One of my all time favorite films and one I can watch over and over again.

Green Grandma
9 years ago

Wow. This is one of the most extensive movie write ups I’ve ever read. Excellent.

Patty H
Patty H
9 years ago

Wow this brings back memories. I remember this movie. Thanks for the great post!

Shahana Shafiuddin
9 years ago

good review

Kim @ This Ole Mom
9 years ago

I have never seen that movie! My husband has seen that movie many times. I don’t watch sci-fi I usually go into another room when my husband watches sci-fi shows or movies. My daughter she loves Dr.Who I have tried to watch the shows with her but just couldn’t get into it.

Anne Campbell
9 years ago

This has always been one of my favorite movies. The scene when Richard Dreyfuss builds the mountain with his mashed potatoes is so good. Thanks for the blast from the past!

Carlee C
9 years ago

It has been years since I have seen that film. It was really good though, and I think I need to have a future movie rewatch night with it.

Mimi - MimiCuteLips
9 years ago

I don’t recall this movie at all. I love the Did you know facts, they give up the best little gems.

Shelah
9 years ago

I remember that movie. It was a really big deal when it came out.

Tough Cookie Mommy
9 years ago
Reply to  Shelah

Close Encounters is an oldie but goodie. I remember watching it with my family when I was a kid.

Maggie
9 years ago

Nice review!!! I remember that movie as we saw that as a family when I was a kid. Thanks for the flashback!

Kim @ 2justByou
9 years ago

I’ve never seen the movie, but I love sci-fi flicks!

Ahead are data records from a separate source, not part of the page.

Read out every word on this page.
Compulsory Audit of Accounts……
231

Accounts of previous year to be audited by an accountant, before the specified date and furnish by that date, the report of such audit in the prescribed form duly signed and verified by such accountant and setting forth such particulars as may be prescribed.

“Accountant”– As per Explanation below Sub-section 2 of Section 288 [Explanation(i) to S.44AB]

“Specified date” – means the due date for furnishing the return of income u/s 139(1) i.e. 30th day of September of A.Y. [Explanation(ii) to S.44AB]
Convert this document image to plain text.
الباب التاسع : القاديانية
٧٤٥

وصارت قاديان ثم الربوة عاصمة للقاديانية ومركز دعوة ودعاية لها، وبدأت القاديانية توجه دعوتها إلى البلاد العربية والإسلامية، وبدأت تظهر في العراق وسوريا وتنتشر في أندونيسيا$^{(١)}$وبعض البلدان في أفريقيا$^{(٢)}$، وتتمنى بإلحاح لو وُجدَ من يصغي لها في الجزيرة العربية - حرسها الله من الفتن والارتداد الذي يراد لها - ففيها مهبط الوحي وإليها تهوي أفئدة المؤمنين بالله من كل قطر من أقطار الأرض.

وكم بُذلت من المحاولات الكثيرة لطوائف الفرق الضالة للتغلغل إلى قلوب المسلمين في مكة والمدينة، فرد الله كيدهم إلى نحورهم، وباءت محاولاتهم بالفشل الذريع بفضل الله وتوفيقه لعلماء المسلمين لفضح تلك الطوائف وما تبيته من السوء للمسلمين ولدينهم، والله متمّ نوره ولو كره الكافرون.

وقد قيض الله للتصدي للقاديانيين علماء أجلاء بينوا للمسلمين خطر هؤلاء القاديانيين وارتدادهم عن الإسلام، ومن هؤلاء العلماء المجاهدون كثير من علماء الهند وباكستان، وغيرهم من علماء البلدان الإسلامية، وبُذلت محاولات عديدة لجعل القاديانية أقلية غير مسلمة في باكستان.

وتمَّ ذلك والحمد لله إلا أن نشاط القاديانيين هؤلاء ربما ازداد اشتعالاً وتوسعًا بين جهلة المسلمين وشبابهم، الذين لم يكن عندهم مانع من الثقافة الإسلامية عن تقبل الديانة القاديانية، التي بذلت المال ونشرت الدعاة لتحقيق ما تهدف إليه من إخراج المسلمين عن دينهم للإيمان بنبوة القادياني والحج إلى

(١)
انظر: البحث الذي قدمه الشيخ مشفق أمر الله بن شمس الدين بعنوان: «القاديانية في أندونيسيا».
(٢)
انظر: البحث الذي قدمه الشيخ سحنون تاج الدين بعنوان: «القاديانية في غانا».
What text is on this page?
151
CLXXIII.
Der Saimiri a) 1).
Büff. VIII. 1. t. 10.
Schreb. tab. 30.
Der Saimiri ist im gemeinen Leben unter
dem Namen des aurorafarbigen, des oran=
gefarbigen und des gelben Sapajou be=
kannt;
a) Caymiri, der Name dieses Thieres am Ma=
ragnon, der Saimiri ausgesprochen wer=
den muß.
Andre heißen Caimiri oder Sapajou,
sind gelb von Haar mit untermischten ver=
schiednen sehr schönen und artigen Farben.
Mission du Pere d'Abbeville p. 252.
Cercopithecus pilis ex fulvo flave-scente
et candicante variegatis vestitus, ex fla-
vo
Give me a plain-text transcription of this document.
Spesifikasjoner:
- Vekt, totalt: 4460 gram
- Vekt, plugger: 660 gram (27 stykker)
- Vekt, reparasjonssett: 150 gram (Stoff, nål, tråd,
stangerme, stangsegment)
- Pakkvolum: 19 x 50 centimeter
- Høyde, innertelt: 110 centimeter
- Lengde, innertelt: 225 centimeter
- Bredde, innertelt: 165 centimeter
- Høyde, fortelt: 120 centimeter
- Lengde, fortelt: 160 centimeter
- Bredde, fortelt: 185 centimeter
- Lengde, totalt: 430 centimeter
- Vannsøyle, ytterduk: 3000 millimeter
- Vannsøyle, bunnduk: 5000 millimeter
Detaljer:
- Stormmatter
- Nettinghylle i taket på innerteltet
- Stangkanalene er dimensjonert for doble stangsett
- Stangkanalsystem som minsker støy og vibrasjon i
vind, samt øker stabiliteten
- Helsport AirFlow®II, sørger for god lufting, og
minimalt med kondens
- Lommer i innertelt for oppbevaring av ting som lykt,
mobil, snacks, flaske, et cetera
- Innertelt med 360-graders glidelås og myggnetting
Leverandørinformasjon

I’ll have to check this one out sometime.

Molly
9 years ago

Oh my! I’d almost forgotten about this movie, it freaked me out as a little kid, lol! I bet my teenagers would get a kick out of watching it now. Thanks for sharing!

Amy G
Amy G
9 years ago

Looks interesting! Thanks for sharing!

Crystal Green
9 years ago

This sounds like my husband’s kind of movie. He is a huge sci-fi lover. Thank you for telling us about it so that I can pass on this information to him.